In deze zaak heeft de Rechtbank Rotterdam op 31 juli 2024 een eindvonnis gewezen in een civiele procedure tussen TOF Projectrealisatie B.V. (hierna: TOF) en BodyBase B.V. (hierna: BodyBase). TOF vorderde betaling van twee onbetaald gebleven facturen, waarvan de rechtbank in een eerder tussenvonnis had overwogen dat de vordering met betrekking tot de eerste factuur zou worden afgewezen. TOF werd opgedragen te bewijzen dat de werkzaamheden die met de tweede factuur in rekening waren gebracht, daadwerkelijk waren uitgevoerd. De rechtbank heeft vastgesteld dat BodyBase had ingestemd met de uitvoering van de werkzaamheden zoals beschreven in de oorspronkelijke offerte en dat er geen overeenstemming was over de werkzaamheden waarop de factuur betrekking had. TOF heeft bewijsstukken overgelegd, waaronder facturen en foto's, waaruit bleek dat de werkzaamheden waren uitgevoerd. De rechtbank concludeerde dat TOF gedeeltelijk was geslaagd in haar bewijsopdracht en heeft BodyBase veroordeeld tot betaling van € 15.767,55, vermeerderd met wettelijke rente en buitengerechtelijke incassokosten. De vorderingen van BodyBase in reconventie werden afgewezen. De proceskosten werden gecompenseerd, zodat iedere partij de eigen kosten draagt. Dit vonnis is gewezen door mr. P.C. Santema en is openbaar uitgesproken op 31 juli 2024.

Uitspraak

vonnis

RECHTBANK ROTTERDAM

Team handel en haven
zaaknummer / rolnummer: C/10/653677 / HA ZA 23-214
Vonnis van 31 juli 2024
in de zaak van
de besloten vennootschap met beperkte aansprakelijkheid
TOF PROJECTREALISATIE B.V.,
gevestigd te Capelle aan den IJssel,
eiseres in conventie,
verweerster in voorwaardelijke reconventie,
advocaat: mr. M.C. van den Ende te Rotterdam,
tegen
de besloten vennootschap met beperkte aansprakelijkheid
BODYBASE B.V.,
gevestigd te Rotterdam,
gedaagde in conventie,
eiseres in voorwaardelijke reconventie,
advocaat: mr.

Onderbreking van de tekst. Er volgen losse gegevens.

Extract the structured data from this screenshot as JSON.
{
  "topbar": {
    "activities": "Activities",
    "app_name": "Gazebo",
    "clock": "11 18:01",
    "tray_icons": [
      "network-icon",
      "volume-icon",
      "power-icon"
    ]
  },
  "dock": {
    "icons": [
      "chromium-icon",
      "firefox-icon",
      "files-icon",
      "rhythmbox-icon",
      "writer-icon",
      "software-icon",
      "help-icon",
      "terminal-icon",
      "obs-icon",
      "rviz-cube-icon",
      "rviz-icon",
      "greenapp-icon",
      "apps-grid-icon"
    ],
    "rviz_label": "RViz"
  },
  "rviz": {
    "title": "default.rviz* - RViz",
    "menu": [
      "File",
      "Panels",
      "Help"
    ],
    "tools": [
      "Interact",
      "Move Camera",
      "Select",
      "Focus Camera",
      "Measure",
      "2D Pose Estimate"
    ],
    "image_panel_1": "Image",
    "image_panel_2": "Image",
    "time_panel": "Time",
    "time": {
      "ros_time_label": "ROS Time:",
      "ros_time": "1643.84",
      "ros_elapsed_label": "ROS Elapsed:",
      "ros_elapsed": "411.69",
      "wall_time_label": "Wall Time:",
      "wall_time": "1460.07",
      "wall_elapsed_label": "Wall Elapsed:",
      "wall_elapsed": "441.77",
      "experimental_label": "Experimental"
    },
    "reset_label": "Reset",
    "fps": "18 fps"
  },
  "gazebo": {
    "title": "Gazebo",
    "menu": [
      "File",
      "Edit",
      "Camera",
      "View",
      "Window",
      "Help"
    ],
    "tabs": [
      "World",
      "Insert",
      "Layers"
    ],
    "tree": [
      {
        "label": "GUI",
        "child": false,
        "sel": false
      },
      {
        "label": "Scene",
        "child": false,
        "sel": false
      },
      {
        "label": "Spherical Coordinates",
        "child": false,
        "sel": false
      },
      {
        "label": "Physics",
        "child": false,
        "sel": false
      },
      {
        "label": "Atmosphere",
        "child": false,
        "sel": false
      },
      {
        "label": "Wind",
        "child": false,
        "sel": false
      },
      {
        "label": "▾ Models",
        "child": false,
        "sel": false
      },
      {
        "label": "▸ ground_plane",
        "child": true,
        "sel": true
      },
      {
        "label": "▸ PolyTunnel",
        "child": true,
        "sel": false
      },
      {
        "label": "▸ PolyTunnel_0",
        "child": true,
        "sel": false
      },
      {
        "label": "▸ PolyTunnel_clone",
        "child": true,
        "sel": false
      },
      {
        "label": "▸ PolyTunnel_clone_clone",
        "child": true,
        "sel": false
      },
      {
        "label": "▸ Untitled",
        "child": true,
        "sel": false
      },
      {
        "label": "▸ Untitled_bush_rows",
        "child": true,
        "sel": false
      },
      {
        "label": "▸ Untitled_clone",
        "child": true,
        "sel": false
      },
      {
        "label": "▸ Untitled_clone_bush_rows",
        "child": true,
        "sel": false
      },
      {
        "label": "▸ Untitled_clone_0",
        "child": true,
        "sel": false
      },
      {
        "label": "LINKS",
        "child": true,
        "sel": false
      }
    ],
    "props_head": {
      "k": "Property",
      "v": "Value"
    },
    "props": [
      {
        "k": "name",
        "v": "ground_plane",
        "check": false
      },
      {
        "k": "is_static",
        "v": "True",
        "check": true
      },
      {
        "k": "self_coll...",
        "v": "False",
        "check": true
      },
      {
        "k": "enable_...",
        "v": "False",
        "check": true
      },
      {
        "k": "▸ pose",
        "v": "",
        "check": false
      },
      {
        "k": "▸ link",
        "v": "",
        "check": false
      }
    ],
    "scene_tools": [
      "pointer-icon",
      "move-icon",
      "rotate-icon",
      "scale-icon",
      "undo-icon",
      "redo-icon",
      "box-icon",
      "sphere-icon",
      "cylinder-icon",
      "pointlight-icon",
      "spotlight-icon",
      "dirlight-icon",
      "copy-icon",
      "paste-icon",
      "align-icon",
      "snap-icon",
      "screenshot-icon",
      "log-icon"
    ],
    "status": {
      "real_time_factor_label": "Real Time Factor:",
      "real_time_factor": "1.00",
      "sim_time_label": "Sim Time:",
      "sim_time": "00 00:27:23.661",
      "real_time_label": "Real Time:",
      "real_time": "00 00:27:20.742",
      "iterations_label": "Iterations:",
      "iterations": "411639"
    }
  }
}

J.H.C. van den Akker te Zeist.
Partijen zullen hierna TOF en BodyBase genoemd worden.

1.De procedure

1.1.
Het verloop van de procedure blijkt uit:
  • het tussenvonnis van 20 maart 2024 en de daaraan ten grondslag liggende processtukken;
  • de akte houdende bewijslevering tevens houdende overlegging producties van TOF, met producties 24 tot en met 51;
  • de antwoordakte bewijsopdracht/producties van BodyBase.
1.2.
Ten slotte is opnieuw vonnis bepaald.

2.De verdere beoordeling

De stand van zaken

2.1.
In conventie vordert TOF betaling van twee onbetaald gebleven facturen. In het tussenvonnis heeft de rechtbank overwogen dat de vordering van TOF, voor zover die betrekking heeft op de factuur met nummer [factuurnummer 1] , zal worden afgewezen. Daarnaast heeft de rechtbank TOF opgedragen te bewijzen dat zij de werkzaamheden die zij met de factuur met nummer [factuurnummer 2] in rekening heeft gebracht, heeft uitgevoerd. Ten slotte heeft de rechtbank overwogen dat de vorderingen in voorwaardelijke reconventie worden afgewezen.
in conventie
Op welke werkzaamheden ziet factuur [factuurnummer 2] ?
2.2.
BodyBase heeft aangevoerd dat het oordeel van de rechtbank dat factuur [factuurnummer 2] ziet op werkzaamheden uit de oorspronkelijke offerte of uit (een bijlage bij) de op 17 en 24 oktober 2022 verzonden e-mails met de stand van zaken, onjuist is. Volgens BodyBase bestond er geen overeenstemming tussen partijen over de werkzaamheden waarop de factuur ziet.
2.3.
De rechtbank overweegt dat zij op basis van hetgeen zij onder 4.11 in het tussenvonnis heeft overwogen tot de conclusie is gekomen dat BodyBase heeft ingestemd met de uitvoering van de werkzaamheden die in de oorspronkelijke offerte ofwel in (een bijlage bij) een van de op 17 en 24 oktober 2022 verzonden e-mails over de stand van zaken van de werkzaamheden stonden omschreven, althans dat BodyBase had moeten begrijpen dat zij hiervoor kosten verschuldigd zou zijn. De rechtbank ziet geen aanleiding om terug te komen op die beslissing.
2.4.
TOF heeft aangevoerd dat factuur [factuurnummer 2] (d.d. 14 november 2022) een termijnfactuur is en gebaseerd is op de stand van zaken per 24 oktober 2022. Aangezien het factuurbedrag slechts een deel is van het totale bedrag dat volgt uit de stand van zaken, er voordien andere termijnfacturen zijn verzonden en op de factuur “bij voortgang werkzaamheden” is vermeld, is de rechtbank met TOF van oordeel dat factuur [factuurnummer 2] een termijnfactuur betreft. Dat betekent dat daarmee niet slechts de werkzaamheden sinds de vorige termijnfactuur in rekening worden gebracht. Het verweer van BodyBase, dat factuur [factuurnummer 2] uitsluitend kan zien op werkzaamheden in de periode vanaf 31 oktober 2022 (datum voorgaande termijnfactuur) tot 14 november 2022 (datum factuur [factuurnummer 2] ), slaagt daardoor niet.
2.5.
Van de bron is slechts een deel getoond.